Did cosmic rays break my Linux build?

01 Sep 2019

I think I experienced a random bit flip while updating Linux on one of my machines today. My laptop was humming along happily during compilation until GCC suddenly aborted with an error: invalid preprocessing directive #lefine; did you mean #define?.

Huh, #lefine instead of #define?

Now, GCC is known for its cryptic error messages, but this one left me baffled. Things I tried to figure out what the issue could be:

  • I first grepped the offending file, drivers/gpu/drm/i915/i915_reg.h, for #lefine to see if a typo somehow slipped through the Linux 4.19.1 release, but got 0 matches.
  • When I resumed the build, it completed without errors. The kernel also appeared to run fine upon reboot. I ended up recompiling it entirely multiple times to see if I could reproduce the error, but I couldn’t.
  • I ran a MemTest86 test for 24 hours, but it didn’t find any errors, so the RAM is also unlikely to be the culprit.

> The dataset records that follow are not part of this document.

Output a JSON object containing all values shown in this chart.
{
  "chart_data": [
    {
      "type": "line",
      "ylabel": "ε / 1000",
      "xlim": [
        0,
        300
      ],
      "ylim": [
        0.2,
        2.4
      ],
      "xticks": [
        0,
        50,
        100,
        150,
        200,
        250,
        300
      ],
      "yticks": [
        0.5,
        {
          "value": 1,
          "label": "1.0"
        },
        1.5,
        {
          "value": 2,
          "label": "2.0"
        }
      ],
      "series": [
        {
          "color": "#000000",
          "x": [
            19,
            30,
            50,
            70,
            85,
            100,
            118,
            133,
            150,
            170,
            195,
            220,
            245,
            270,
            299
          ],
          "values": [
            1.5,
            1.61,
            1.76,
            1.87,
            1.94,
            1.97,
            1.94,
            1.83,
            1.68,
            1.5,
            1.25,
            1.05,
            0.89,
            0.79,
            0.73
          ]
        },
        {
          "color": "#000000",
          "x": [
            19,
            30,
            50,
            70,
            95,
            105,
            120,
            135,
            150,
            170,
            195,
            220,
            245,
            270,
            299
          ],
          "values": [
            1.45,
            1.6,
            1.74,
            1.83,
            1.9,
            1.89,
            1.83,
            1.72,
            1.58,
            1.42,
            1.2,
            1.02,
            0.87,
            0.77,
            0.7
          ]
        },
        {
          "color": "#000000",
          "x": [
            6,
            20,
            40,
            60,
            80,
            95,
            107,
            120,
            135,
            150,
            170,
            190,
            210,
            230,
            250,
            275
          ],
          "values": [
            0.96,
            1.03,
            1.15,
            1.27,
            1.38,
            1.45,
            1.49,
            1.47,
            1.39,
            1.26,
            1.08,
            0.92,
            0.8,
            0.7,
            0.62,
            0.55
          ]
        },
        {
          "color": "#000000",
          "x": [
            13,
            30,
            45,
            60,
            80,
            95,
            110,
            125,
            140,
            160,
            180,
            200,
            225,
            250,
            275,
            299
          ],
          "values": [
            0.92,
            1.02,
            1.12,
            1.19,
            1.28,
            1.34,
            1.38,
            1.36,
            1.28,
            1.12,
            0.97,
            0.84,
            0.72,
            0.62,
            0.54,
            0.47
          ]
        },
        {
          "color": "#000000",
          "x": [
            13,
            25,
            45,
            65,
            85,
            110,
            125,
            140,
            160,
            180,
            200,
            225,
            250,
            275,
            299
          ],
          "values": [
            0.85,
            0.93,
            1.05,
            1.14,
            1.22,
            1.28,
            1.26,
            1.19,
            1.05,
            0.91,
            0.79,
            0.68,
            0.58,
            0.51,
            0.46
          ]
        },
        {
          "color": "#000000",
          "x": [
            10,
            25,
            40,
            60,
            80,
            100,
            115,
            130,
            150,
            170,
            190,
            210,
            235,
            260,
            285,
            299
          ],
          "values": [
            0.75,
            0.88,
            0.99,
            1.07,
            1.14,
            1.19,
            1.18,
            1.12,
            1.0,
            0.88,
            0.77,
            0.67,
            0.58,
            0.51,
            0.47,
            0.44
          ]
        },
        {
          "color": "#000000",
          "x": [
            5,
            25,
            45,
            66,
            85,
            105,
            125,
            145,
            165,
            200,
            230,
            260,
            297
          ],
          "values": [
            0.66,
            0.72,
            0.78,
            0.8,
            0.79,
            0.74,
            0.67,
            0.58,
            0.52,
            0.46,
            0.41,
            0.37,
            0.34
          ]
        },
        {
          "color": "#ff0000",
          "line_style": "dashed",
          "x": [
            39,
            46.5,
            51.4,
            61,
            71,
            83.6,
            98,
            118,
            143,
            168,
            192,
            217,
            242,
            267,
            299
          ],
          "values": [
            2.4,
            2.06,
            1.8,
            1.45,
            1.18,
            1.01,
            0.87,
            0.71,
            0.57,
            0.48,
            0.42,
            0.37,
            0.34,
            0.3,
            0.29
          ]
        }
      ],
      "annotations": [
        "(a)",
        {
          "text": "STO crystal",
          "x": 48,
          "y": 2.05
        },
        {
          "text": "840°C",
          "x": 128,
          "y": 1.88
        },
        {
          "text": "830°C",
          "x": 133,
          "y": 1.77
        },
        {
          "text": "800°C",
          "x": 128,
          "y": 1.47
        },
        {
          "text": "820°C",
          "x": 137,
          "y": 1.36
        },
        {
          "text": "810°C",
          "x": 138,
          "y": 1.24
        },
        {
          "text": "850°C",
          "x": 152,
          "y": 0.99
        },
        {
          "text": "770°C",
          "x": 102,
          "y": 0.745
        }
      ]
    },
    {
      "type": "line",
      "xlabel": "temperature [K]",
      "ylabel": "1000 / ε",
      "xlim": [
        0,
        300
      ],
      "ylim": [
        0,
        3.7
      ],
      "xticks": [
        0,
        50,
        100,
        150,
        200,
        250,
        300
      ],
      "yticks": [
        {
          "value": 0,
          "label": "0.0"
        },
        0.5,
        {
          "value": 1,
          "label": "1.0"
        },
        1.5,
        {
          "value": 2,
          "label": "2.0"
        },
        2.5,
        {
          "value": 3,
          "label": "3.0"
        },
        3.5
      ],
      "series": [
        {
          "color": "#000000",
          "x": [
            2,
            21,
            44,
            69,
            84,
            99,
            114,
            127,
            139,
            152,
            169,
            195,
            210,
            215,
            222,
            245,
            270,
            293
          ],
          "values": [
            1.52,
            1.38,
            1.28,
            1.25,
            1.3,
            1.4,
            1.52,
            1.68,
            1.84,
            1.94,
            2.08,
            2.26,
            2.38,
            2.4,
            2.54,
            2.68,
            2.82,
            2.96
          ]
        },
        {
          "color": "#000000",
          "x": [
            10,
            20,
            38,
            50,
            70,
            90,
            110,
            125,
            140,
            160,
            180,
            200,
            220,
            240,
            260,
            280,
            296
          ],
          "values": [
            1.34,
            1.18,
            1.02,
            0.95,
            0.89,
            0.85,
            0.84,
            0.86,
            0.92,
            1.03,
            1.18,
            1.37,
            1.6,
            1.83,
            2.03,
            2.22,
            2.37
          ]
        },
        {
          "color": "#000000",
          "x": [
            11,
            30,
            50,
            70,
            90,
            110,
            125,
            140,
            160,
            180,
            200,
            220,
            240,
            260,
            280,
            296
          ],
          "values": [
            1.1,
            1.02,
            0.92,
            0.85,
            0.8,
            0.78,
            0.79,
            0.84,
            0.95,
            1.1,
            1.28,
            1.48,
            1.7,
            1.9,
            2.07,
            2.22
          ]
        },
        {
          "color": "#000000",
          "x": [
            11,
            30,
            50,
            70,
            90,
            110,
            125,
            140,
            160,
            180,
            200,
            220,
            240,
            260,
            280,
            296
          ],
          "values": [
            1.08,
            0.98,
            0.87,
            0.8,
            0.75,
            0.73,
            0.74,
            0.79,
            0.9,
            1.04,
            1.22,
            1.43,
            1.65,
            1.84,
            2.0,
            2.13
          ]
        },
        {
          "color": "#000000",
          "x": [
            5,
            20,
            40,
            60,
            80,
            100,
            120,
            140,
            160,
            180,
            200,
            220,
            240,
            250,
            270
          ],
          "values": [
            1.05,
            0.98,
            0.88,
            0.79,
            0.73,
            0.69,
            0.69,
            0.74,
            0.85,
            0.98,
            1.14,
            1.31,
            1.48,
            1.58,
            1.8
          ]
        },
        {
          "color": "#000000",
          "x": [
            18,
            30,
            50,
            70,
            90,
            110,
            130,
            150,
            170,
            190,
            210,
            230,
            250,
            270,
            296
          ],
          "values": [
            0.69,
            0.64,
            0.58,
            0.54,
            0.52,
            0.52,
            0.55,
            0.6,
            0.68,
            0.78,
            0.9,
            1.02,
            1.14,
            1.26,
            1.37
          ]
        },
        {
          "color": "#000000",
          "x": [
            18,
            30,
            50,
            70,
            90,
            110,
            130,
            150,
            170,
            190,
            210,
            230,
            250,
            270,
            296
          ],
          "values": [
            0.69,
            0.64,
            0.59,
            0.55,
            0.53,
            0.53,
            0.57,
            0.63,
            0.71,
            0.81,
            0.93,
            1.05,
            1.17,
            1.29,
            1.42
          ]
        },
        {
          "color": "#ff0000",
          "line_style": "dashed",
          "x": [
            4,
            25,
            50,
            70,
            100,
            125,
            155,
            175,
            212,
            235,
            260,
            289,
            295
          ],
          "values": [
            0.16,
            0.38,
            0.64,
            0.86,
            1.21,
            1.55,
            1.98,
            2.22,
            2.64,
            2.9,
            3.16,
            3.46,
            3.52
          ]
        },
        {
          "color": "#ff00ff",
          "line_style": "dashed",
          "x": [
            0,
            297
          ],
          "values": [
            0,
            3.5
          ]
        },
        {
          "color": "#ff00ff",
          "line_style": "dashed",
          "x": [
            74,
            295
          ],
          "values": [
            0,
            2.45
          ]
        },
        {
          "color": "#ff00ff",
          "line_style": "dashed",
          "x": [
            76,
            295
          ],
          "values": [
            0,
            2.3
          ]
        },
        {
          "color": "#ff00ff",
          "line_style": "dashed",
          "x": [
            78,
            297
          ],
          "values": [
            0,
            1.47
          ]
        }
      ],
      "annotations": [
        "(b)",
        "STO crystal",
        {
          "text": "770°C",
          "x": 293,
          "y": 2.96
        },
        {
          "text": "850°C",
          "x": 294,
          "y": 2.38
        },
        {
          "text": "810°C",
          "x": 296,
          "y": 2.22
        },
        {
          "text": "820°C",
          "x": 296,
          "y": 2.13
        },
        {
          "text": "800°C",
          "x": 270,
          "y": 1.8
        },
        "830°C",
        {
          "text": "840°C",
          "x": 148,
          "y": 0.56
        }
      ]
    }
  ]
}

I thought I was losing my mind until it dawned on me that this could have been caused by cosmic rays. Looking at ASCII table, we see that ’d’ and ‘l’ are indeed one bit flip away from each other:

char decimal binary
d 100 1100100
l 108 1101100

Could that be it? Isn’t that incredibly unlikely? There doesn’t appear to be a consensus in existing literature 1 2 3 on how often these errors actually occur, but I did learn that this phenomenon is actually more common than I thought. The chances of flipping a bit that would cause software to break in this fashion, on the other hand, must be incredibly small.

In the end, there’s just no way to prove that this was actually caused by cosmic rays. It could also have been some other extremely rare hardware fluke. Either way, this took me by surprise, to say the least.

Perhaps this is the cosmos’ way of telling me to invest in ECC RAM.